Eventually, I wised up, too. I realized I was in a mutually parasitic relationship that I had to get out of. I had been using this girl as an excuse not to take care of my own business just as much as she was taking advantage of me. Like Saga's revelation of the dishonesty surrounding Ingemar's dog, so too did this girl bust the spell by revealing her own dishonesty. It wasn't nice, it wasn't pretty, but it had to be done. I've been floating out here in the cosmos ever since.

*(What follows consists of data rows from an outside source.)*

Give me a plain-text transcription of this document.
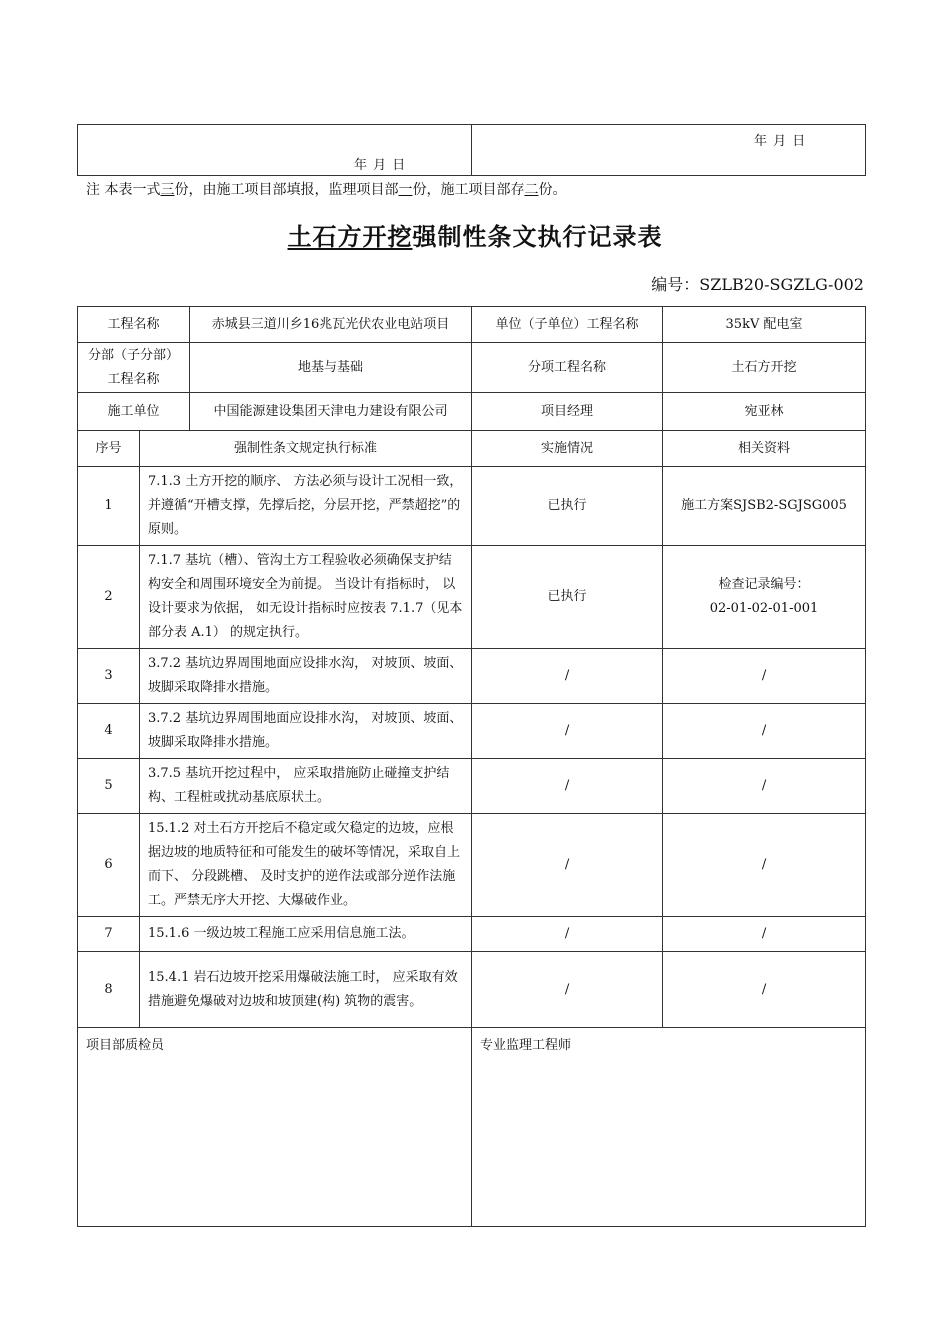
年 月 日

年 月 日
注 本表一式三份，由施工项目部填报，监理项目部一份，施工项目部存二份。
土石方开挖强制性条文执行记录表
编号：SZLB20-SGZLG-002
工程名称		赤城县三道川乡16兆瓦光伏农业电站项目	单位（子单位）工程名称	35kV 配电室

分部（子分部）
工程名称		地基与基础	分项工程名称	土石方开挖
施工单位		中国能源建设集团天津电力建设有限公司	项目经理	宛亚林
序号	强制性条文规定执行标准		实施情况	相关资料
1	7.1.3 土方开挖的顺序、 方法必须与设计工况相一致，并遵循“开槽支撑，先撑后挖，分层开挖，严禁超挖”的原则。		已执行	施工方案SJSB2-SGJSG005

2	7.1.7 基坑（槽）、管沟土方工程验收必须确保支护结构安全和周围环境安全为前提。 当设计有指标时， 以设计要求为依据， 如无设计指标时应按表 7.1.7（见本部分表 A.1） 的规定执行。		已执行	检查记录编号：
02-01-02-01-001

3	3.7.2 基坑边界周围地面应设排水沟， 对坡顶、坡面、坡脚采取降排水措施。		/	/
4	3.7.2 基坑边界周围地面应设排水沟， 对坡顶、坡面、坡脚采取降排水措施。		/	/
5	3.7.5 基坑开挖过程中， 应采取措施防止碰撞支护结构、工程桩或扰动基底原状土。		/	/
6	15.1.2 对土石方开挖后不稳定或欠稳定的边坡，应根据边坡的地质特征和可能发生的破坏等情况，采取自上而下、 分段跳槽、 及时支护的逆作法或部分逆作法施工。严禁无序大开挖、大爆破作业。		/	/
7	15.1.6 一级边坡工程施工应采用信息施工法。		/	/
8	15.4.1 岩石边坡开挖采用爆破法施工时， 应采取有效措施避免爆破对边坡和坡顶建(构) 筑物的震害。		/	/
项目部质检员			专业监理工程师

Elsewhere on the disc is one of Lasse Hallström's early short films made for television, and it also wrestles with the theme of honesty and how one presents oneself. In Shall We Go to My or Your Place or Each Go Home Alone? (1973), three friends go out to a nightclub for an evening of drinking and carousing. Each presents himself as a certain person when he is on the prowl, and when they get to their destination with the ladies they meet, they all have to then figure out how to close the deal once the façade has started to fade. It's no surprise, then, that the one couple who behaved with absolute honesty makes the only real connection; the other guys only pretended to be interested in what their dates had to say, and so have no real way to communicate with them when the lights have come on and the music has died. One of them manages to get laid, but then has to figure out an exit strategy; the other sleeps on his own floor, exiled in his own home.

Of course, given the elliptical and repetitive nature of most lives, Shall We Go ends where it all began.

In this younger effort, Hallström uses a much looser style, with improvisational acting and a more intimate camera. His shots are mostly tight, as closed in on the faces of his actors as the small apartments they inhabit also box them in. It makes their disconnected way of living seem claustrophobic. There is no way out as long as they cling to these unhealthy constructs. This is modern ennui.